As always, financing these plans is a challenge. One cargo of refined product can cost between €3 million and €10 million. Mocoh’s strength is being able to combine local financing options with loans from international banks. Our goal is to do business with local banks and entrepreneurs and to be part of the growth of the hydrocarbon sector. For big investments, such as the construction of storage units, we plan to build joint-ventures with local players. The state, together with independent players and international companies, can invest together. Mocoh Group can bring financial support, petroleum and logistics expertise and a pan African presence, while local partners can bring their knowledge of the local market and skills. This framework is part of our strategy. We are very agile when it comes to finding local options and we want to team up as much as possible with local players, whether it is operationally or financially, or both.
What challenges do you see in the implementation of local content policy?
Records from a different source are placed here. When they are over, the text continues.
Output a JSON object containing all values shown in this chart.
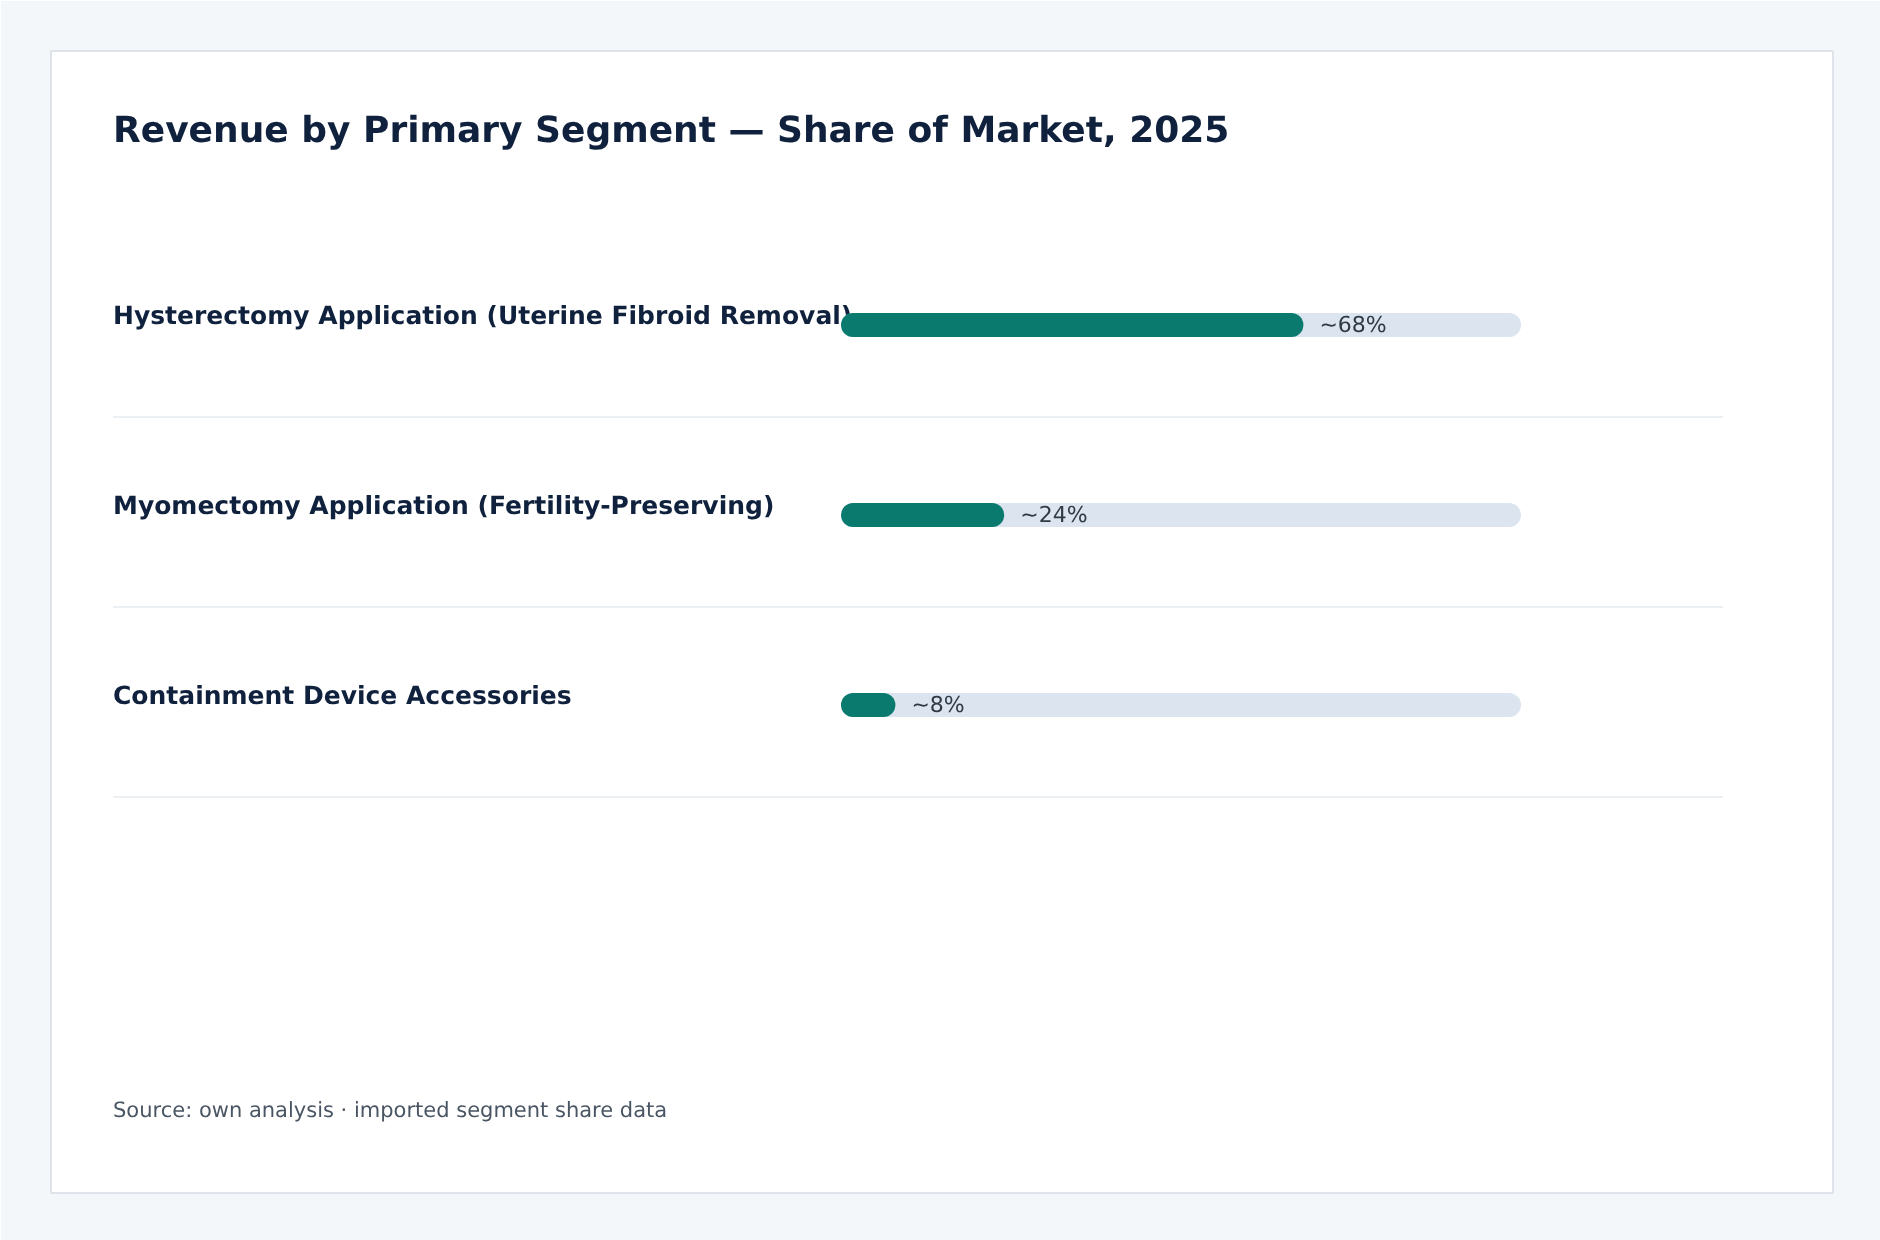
{
  "chart_data": {
    "type": "bar",
    "orientation": "horizontal",
    "title": "Revenue by Primary Segment — Share of Market, 2025",
    "categories": [
      "Hysterectomy Application (Uterine Fibroid Removal)",
      "Myomectomy Application (Fertility-Preserving)",
      "Containment Device Accessories"
    ],
    "values": [
      68,
      24,
      8
    ],
    "color": "#0b7a6e",
    "value_labels": [
      "~68%",
      "~24%",
      "~8%"
    ],
    "xlim": [
      0,
      100
    ],
    "grid": true,
    "annotations": [
      "Source: own analysis · imported segment share data"
    ]
  }
}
We have committed to developing local content for a while now. In a couple of weeks, our CEO, Michael Hacking, will come to Dakar to inaugurate a school Mocoh funded. We also support a coding school in Dakar. It trains youth from West Africa in coding, programming, data analysis and also provides job opportunities in those domains. Aside from these schools, we have in-house training opportunities for a number of our employees. An important aspect of our strategy is corporate social responsibility in all our countries. In Senegal, we already train Senegalese and international students. For all the above, Mocoh is committed to reaching government goals in terms of local content.
What is Mocoh Senegal’s strategy in terms of regional synergies?
The most important aspect concerning this is stability. Mali became a divided country because of its natural resources. Mauritania and Senegal are doing things right for the moment and proper strategies for natural resources exploitation are necessary in all countries to maintain or bring back peace. Unfortunately, the oil curse means that hydrocarbon-rich countries are also more prone to conflicts.
What can a profitable petroleum industry bring to Senegal?
When majors come in the country to fund exploration and production, a portion of the profit is redistributed for everyone to take advantage of. Furthermore, although the sector only employs 5% of the total working population, revenues can help fund schools and hospitals. Of course, large oil and gas companies want to generate revenue from their activities in the country, but there will be associated benefits for the country and the population. We may have to wait 10 to 20 years, but the people will be able to take advantage of the discoveries.
Do you have a message for potential investors?
Mocoh was founded by our CEO, Michael Hacking, who grew up in South Africa. He was a director at Engen for many years and is committed to growing Africa and doing business in Africa. He is also a philanthropist, open to the world and ready to tackle challenges in Africa. Offshore oil and gas companies need to take into account local challenges in their strategy. They have tremendous resources, such as technology and know-how, but they must acknowledge local development and positive impact on citizens.